A shortage in the market amid rising fears of COVID-19 community transmission early last year quickly forced HUST scientists to opt for the home-made approach. "Given the shortage, we decided to make the sanitizers by ourselves," said Associate Professor Truong Quoc Phong, vice dean of the biotechnology school.
The idea turned into a collaborative effort with faculty members, staff from two schools chipping in. They scoured for the appropriate chemicals to start compounding hand sanitizers.
“We had enough people, materials, equipment, and facilities to produce hand sanitizers at a large scale,” said the vice dean, confirming that the two schools could ramp up production up to 1,000 litters per day.
HUST at first made the sanitizers within the campus and for the internal usage of more than 50,000 faculty, staff and students.
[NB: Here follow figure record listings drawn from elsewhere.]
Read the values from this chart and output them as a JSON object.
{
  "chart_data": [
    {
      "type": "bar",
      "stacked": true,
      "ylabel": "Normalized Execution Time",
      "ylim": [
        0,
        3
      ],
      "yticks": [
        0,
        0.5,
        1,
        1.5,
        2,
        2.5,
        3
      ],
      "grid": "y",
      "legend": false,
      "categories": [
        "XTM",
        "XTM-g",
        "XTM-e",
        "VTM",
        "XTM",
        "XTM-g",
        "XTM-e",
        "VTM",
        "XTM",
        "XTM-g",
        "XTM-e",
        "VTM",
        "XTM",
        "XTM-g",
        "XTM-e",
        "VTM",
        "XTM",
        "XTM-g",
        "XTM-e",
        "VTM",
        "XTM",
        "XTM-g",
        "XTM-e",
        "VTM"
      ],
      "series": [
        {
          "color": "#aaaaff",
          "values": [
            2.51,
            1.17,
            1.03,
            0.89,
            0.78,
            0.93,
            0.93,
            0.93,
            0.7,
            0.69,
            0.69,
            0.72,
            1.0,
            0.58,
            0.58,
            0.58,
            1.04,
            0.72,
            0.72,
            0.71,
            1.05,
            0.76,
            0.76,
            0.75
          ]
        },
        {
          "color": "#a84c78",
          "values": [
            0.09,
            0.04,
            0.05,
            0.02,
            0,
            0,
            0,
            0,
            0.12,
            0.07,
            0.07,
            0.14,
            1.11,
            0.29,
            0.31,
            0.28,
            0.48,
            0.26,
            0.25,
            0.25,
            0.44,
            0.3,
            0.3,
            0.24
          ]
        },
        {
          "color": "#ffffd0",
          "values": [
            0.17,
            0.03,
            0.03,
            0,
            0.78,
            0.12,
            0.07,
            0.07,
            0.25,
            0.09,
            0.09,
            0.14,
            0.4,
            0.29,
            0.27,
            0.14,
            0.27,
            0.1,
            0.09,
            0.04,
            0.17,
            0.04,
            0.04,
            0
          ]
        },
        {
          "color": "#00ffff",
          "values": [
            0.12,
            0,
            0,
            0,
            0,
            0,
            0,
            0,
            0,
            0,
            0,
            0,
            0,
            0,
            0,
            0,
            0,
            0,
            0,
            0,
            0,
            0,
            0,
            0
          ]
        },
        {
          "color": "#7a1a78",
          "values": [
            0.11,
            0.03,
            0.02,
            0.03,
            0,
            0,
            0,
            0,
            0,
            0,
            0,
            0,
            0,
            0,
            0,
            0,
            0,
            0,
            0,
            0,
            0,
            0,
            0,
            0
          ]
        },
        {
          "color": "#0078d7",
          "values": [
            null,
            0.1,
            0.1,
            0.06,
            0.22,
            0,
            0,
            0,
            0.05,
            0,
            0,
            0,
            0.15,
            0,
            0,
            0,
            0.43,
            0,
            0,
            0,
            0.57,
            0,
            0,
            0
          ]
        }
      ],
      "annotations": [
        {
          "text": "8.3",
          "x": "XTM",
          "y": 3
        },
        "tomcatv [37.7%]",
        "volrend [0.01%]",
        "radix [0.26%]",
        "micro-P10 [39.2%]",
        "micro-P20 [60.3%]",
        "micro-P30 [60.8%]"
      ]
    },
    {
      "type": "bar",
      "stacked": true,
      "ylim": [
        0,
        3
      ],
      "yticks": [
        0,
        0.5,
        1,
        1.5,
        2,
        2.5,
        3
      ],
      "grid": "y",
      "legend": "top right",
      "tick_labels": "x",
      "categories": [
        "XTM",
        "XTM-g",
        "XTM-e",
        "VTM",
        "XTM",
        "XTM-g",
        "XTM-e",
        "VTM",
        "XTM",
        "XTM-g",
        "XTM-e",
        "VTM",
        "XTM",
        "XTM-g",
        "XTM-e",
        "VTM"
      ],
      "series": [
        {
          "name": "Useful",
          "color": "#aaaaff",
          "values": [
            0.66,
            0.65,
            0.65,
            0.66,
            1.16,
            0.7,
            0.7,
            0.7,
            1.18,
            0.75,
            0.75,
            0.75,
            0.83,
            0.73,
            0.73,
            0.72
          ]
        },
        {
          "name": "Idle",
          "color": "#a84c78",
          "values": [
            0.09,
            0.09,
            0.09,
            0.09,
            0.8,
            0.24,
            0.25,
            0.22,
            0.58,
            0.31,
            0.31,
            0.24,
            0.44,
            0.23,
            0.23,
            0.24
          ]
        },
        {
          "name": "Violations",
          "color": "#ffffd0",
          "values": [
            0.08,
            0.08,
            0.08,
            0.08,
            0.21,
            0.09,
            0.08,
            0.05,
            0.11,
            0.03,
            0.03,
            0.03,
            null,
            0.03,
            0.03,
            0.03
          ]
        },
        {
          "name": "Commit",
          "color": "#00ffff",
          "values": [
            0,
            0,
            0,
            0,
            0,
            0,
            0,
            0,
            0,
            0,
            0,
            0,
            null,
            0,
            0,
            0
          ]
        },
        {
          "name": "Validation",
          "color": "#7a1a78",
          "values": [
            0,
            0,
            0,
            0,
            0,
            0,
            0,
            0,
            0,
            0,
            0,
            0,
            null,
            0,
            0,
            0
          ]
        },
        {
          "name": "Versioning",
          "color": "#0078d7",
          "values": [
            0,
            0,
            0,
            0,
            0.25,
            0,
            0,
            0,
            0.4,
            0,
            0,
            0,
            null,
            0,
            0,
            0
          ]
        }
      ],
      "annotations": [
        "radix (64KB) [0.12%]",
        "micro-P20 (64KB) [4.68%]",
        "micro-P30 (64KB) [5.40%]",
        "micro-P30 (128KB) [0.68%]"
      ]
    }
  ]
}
Then the university started distributing some of these free to nearby hospitals and underserved groups of people.
When an outbreak hit a village on the outskirts of Hanoi last February, HUST immediately boosted the production of hand sanitizers and quickly distributed 500 litters to around 8,000 people in the epicenter.
Local people receive hand sanitizers made by HUST in Febuary 2020. Photo by Zing.
“That was a part of HUST’s contribution to the country’s efforts to tackle the spread of the novel coronavirus,” said Professor Dinh Van Phong who has just retired from the position of a vice president of HUST.
With classes cancelled and laboratories closed, HUST at the time was impacted heavily from this pandemic. HUST scientists just wanted to find a way to give back to the community with their own knowledge, he added.